Jeremías vivió a fines del siglo VII y en la primera parte del siglo VI antes de Cristo; contemporáneo de Dracón y Solón de Atenas. En el año 627, durante el reinado de Josías, fue llamado en edad juvenil a ser profeta, y durante casi medio siglo, al menos desde 627 a 585, llevó la carga de la función profética. Perteneció a una familia sacerdotal (no de los sumos sacerdotes) de Anatot, una pequeña ciudad rural al nordeste de Jerusalén que ahora se llama Anatâ; pero no parece que haya realizado nunca deberes sacerdotales en el Templo.
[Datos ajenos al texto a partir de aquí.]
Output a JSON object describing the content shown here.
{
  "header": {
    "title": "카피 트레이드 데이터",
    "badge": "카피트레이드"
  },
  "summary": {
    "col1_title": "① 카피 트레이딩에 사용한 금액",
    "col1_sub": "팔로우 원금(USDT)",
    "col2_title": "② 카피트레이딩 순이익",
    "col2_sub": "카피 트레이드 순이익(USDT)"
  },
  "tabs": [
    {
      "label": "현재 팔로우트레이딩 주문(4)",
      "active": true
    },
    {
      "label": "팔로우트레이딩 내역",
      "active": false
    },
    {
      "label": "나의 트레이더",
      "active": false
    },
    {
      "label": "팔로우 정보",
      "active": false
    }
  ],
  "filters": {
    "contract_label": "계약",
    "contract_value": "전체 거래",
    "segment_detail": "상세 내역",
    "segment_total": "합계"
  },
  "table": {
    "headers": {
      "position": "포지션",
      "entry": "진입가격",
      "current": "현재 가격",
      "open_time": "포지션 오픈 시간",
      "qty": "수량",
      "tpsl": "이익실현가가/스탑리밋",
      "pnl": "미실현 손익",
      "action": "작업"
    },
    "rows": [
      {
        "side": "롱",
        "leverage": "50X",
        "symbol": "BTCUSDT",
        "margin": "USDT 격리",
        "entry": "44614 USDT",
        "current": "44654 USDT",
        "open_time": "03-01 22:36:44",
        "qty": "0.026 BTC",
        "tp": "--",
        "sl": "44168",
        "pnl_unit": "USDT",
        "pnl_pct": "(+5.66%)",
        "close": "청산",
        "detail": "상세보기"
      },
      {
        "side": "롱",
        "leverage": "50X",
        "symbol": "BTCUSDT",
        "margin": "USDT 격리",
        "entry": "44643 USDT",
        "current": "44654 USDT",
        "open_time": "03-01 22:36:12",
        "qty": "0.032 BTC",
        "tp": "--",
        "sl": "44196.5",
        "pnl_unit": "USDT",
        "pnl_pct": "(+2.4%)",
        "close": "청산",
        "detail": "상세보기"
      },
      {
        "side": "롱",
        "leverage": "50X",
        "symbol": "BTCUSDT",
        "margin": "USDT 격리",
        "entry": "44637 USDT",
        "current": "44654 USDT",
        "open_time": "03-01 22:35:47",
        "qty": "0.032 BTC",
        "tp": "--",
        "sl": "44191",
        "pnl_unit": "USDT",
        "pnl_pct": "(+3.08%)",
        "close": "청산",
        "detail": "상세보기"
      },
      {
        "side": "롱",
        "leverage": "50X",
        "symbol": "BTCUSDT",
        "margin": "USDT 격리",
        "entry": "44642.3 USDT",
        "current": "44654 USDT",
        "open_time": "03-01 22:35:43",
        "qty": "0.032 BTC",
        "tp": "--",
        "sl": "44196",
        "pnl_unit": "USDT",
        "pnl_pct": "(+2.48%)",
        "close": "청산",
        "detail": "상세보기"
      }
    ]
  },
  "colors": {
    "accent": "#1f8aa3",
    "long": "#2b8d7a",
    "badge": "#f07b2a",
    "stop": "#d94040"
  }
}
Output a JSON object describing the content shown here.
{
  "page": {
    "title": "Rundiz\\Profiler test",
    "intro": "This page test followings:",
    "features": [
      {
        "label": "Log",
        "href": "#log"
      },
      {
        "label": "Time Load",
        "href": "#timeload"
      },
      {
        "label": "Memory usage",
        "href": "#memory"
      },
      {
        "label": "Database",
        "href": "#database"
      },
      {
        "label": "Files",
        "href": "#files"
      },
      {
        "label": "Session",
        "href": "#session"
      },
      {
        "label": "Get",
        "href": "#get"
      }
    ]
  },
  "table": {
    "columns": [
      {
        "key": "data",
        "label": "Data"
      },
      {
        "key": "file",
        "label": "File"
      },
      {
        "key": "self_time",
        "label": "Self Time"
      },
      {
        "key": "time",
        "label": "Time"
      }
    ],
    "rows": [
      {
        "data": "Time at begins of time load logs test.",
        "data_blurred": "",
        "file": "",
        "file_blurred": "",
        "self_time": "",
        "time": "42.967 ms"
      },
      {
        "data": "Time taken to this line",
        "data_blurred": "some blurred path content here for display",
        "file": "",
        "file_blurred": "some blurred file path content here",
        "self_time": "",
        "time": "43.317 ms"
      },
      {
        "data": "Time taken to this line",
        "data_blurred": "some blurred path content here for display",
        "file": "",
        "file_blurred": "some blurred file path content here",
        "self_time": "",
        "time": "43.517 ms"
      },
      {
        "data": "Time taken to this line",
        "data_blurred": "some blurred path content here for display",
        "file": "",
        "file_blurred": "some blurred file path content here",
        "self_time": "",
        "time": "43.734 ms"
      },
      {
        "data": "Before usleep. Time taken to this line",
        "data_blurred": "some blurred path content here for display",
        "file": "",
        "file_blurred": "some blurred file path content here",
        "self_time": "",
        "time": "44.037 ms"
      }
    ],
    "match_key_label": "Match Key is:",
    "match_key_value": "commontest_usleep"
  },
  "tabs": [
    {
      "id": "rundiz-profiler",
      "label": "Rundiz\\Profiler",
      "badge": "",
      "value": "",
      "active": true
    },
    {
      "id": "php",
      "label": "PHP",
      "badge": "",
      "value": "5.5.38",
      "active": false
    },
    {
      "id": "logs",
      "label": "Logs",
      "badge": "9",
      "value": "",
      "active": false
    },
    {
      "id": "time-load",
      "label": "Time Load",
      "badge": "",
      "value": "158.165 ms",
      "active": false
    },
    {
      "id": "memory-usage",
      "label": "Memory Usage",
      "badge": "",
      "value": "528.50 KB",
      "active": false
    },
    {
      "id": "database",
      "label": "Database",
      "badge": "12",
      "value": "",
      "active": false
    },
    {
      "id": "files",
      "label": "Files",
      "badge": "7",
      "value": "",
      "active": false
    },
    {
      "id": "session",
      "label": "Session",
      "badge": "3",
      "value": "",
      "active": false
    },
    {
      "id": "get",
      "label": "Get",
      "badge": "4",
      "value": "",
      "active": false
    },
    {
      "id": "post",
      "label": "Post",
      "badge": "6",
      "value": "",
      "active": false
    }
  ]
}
Los escenarios de su actividad profética fueron, durante un breve tiempo, su ciudad natal, y durante la mayor parte de su vida, la metrópoli Jerusalén, y durante la época posterior a la caída de Jerusalén, Mispá (Jer. 40,6) y las colonias judías de la Diáspora en Egipto (Jer. 43,6ss.). Su nombre ha recibido diversas interpretaciones etimológicas (“Sublime es Yahveh” o “Yahveh encuentra”); aparece también como el nombre de otras personas en el Antiguo Testamento. Las fuentes para la historia de su vida y época son, primero, el libro de profecías que lleva su nombre, y, segundo, los Libros de los Reyes y de los Paralipómenos (Crónicas). Sólo se puede comprender el curso externo de su vida, la individualidad de su naturaleza y el tema dominante de sus discursos cuando se pone en relación con la historia de su época.

Período de Jeremías

Los últimos años del siglo VII y las primeras décadas del VI trajeron consigo una serie de catástrofes políticas que cambiaron completamente las condiciones nacionales de Asia Occidental. El derrumbamiento del Imperio Asirio, que terminó en 606 con la conquista de Nínive, indujo a Necao II de Egipto a intentar, con ayuda de un gran ejército, dar un golpe decisivo al antiguo enemigo en el Éufrates. Palestina estaba en el camino directo entre las grandes potencias del mundo de esa era en el Éufrates y el Nilo, y la nación judía se puso en acción por la marcha del ejército egipcio a través de su territorio. Josías, el último descendiente de David, había comenzado en Jerusalén una reforma moral y religiosa “al modo de David”, cuya ejecución, sin embargo, se frustró por el letargo del pueblo y la política exterior del rey. El intento de Josías de detener el avance de los egipcios le costó la vida en la batalla de Meguido en 608. Cuatro años después, Necao, el vencedor en Meguiddó, fue asesinado por Nabucodonosor en Karkemish en el Éufrates. Desde ese momento los ojos de Nabucodonosor estuvieron fijos en Jerusalén. Los últimos y oscuros reyes en el trono de David, los tres hijos de Josías---Joacaz, Joaquín y Sedecías---apresuraron la destrucción del reino por su desafortunada política exterior y su política interna antirreligiosa o, al menos, débil. Tanto Joaquín como Sedecías, pese a las advertencias del profeta Jeremías, se dejaron engañar por el partido de la guerra en la nación al rehusar pagar tributo al rey de Babilonia. La venganza del rey siguió rápidamente a la rebelión. En la segunda gran expedición Jerusalén fue conquistada (586) y destruida tras un sitio de dieciocho meses, que sólo se interrumpió por la batalla con el ejército de socorro egipcio. El Señor apartó su escabel en el día de su ira y envió a Judá a la Cautividad de Babilonia.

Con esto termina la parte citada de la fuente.